Dopo oltre un anno dall’inizio della Pandemia, siamo nuovamente in Zona Rossa. Ancora una volta isolati a casa, chiamati a fare la nostra parte, a combattere per debellare un virus che ha cambiato le nostre vite. Ripartiremo – e su questo non vi è dubbio alcuno – ma nulla sarà (esattamente) come prima. Siamo sempre più provati e stanchi, anche perchè l’isolamento domestico e le chiusure dei luoghi della cultura – i cinema, i teatri – ci hanno ulteriormente debilitato e impoverito. In attesa di poter tornare a condividere insieme la visione di uno spettacolo o di un film – quanto ci mancano le sale! – abbiamo dentro di noi un groviglio di sensazioni e di stati d’animo che devono essere esternate. Servono Le Parole Per Dirlo, come recita il nome del bellissimo programma culturale d’intrattenimento che va in onda su Rai3 tutte le domeniche mattina (dalle 10.15) condotto da un’attrice che parla con lo sguardo, la bellissima Noemi Gherrero.

"Le parole per dirlo" foto iwan

Intervista a Noemi Gherrero

Affiancata dai linguisti Valeria Della Valle e Giuseppe Patota, Noemi Gherrero ogni settimana con Le Parole Per Dirlo ci accompagna in un appassionante viaggio nella lingua italiana per raccontare il nostro modo di parlare nei suoi aspetti più vitali e concreti. In attesa di vederla nuovamente al cinema (nella commedia Vecchie Canaglie di Chiara Siani), abbiamo avuto il grande piacere di parlare con lei del momento che stiamo attraversando. Dell’importanza delle parole, dell’arte, del cinema. Dell’importanza, insomma, di sentirsi più vivi che mai.

Noemi, siamo nel mezzo della terza ondata. Da oltre un anno stiamo affrontando questa tempesta che ci sta segnando per sempre. Prima di tutto volevo chiederti come stai? Come stai vivendo questi giorni? Cosa provi?

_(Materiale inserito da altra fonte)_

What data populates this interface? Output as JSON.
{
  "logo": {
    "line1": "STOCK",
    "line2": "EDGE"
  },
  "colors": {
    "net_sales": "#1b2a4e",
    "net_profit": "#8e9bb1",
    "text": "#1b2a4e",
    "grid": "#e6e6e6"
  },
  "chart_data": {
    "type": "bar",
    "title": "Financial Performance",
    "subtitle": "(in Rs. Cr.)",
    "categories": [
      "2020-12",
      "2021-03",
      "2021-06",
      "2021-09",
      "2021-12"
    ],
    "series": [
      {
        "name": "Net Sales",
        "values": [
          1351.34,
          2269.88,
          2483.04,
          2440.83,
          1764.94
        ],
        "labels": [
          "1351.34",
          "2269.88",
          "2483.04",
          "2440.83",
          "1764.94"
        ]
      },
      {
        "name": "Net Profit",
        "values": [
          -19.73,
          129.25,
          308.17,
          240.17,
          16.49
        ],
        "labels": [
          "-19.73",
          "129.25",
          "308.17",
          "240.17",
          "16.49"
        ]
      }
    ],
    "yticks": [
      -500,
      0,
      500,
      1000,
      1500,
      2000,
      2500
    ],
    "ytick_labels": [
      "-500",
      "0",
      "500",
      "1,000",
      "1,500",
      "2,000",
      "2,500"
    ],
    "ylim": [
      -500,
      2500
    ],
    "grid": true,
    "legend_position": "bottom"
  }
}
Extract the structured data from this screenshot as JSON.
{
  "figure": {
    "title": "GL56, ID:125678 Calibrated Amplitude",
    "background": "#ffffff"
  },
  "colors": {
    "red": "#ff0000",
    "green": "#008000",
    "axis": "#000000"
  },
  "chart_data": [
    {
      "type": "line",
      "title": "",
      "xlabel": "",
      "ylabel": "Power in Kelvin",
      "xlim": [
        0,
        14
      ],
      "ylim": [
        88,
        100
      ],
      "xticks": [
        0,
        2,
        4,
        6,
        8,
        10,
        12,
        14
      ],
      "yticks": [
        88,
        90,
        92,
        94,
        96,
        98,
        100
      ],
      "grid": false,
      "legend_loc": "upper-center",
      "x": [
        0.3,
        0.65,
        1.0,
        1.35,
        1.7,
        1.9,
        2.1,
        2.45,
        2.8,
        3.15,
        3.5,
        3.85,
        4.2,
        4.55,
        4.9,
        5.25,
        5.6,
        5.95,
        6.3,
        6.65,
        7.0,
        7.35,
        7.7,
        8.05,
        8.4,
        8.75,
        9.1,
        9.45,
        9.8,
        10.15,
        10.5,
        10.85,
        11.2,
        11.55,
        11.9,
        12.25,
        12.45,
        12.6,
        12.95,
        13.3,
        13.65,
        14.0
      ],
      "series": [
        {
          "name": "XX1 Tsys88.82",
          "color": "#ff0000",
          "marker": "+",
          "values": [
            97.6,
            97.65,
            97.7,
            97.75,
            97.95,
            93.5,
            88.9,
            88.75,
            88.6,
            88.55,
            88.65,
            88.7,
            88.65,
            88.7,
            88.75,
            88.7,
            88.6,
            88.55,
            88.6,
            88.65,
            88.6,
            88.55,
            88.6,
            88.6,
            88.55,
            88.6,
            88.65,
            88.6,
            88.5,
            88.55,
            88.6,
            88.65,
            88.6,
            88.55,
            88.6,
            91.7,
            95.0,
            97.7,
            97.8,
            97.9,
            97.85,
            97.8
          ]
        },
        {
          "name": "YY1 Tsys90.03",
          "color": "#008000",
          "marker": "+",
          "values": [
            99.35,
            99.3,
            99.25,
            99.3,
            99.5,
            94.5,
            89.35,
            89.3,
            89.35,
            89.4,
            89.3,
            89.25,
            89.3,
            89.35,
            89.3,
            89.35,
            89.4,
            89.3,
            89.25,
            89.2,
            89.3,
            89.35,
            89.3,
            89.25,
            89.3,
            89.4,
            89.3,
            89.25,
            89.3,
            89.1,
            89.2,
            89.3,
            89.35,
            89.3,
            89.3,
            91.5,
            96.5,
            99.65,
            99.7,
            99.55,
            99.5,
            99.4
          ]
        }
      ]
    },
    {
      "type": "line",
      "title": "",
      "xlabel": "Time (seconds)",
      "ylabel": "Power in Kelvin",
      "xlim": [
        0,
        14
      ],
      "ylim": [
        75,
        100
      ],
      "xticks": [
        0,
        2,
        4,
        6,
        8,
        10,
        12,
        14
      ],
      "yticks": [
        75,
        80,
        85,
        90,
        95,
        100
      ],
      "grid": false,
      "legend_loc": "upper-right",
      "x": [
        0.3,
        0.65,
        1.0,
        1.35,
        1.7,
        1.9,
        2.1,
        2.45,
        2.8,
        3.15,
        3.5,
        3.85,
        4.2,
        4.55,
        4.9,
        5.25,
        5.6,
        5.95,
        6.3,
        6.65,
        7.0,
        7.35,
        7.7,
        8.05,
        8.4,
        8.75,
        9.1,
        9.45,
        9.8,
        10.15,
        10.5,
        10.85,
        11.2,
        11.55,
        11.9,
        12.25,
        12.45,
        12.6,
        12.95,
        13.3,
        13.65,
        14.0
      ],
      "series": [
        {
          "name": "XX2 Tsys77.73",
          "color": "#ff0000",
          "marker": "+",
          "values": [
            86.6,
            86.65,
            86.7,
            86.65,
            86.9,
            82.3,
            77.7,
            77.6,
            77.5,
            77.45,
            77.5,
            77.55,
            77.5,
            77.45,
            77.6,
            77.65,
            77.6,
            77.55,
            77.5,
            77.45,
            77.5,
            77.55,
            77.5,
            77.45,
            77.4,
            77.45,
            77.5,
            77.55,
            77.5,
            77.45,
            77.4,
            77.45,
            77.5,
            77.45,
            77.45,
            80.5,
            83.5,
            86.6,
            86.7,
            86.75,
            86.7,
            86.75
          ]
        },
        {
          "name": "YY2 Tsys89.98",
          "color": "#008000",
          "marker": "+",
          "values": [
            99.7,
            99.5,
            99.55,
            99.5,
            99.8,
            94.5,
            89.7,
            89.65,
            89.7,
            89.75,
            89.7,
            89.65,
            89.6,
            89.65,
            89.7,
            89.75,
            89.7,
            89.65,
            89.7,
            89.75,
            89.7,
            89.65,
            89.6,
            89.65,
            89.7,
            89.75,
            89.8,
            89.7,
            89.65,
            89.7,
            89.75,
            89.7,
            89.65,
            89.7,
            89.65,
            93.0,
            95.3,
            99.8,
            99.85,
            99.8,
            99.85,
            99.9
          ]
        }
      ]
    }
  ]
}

Buongiorno a te e buongiorno a tutti i quelli che ci leggeranno. Grazie innanzitutto per questa intervista. E’ un piacere ritrovarsi sebbene quello che stiamo vivendo sia ancora una grande emergenza. Come ho più volte dichiarato, la prima quarantena con la conseguente chiusura forzata a me ha fatto molto bene. Ha regalato, paradossalmente, grandi stimoli e molta fiducia in me stessa. Ho dato vita ad una mostra fotografica insieme a mia sorella che continua, (con tutte le difficoltà del caso) a muoversi per l’Italia e contestualmente si sono aperti numerosi progetti e collaborazioni. Devo dire però che questo momento qui invece, non lo sto vivendo allo stesso modo. Comincio a sentire bisogno di quello stimolo per me fondamentale, che è il viaggio. Non poter viaggiare è la cosa di cui risento maggiormente ma anche incontrare i miei amici ad un tavolo di un bar. E’ vero che ho implementato il tempo con me stessa e ho più tempo per dedicarmi ai miei progetti ma è anche vero che gli istinti sociali cominciano a farsi sentire. Però reagisco. Magari passo qualche giorno con un po’ di tristezza e un po’ annoiata, ma poi mi riprendo e penso a tutto quello che di bello può sempre succedere.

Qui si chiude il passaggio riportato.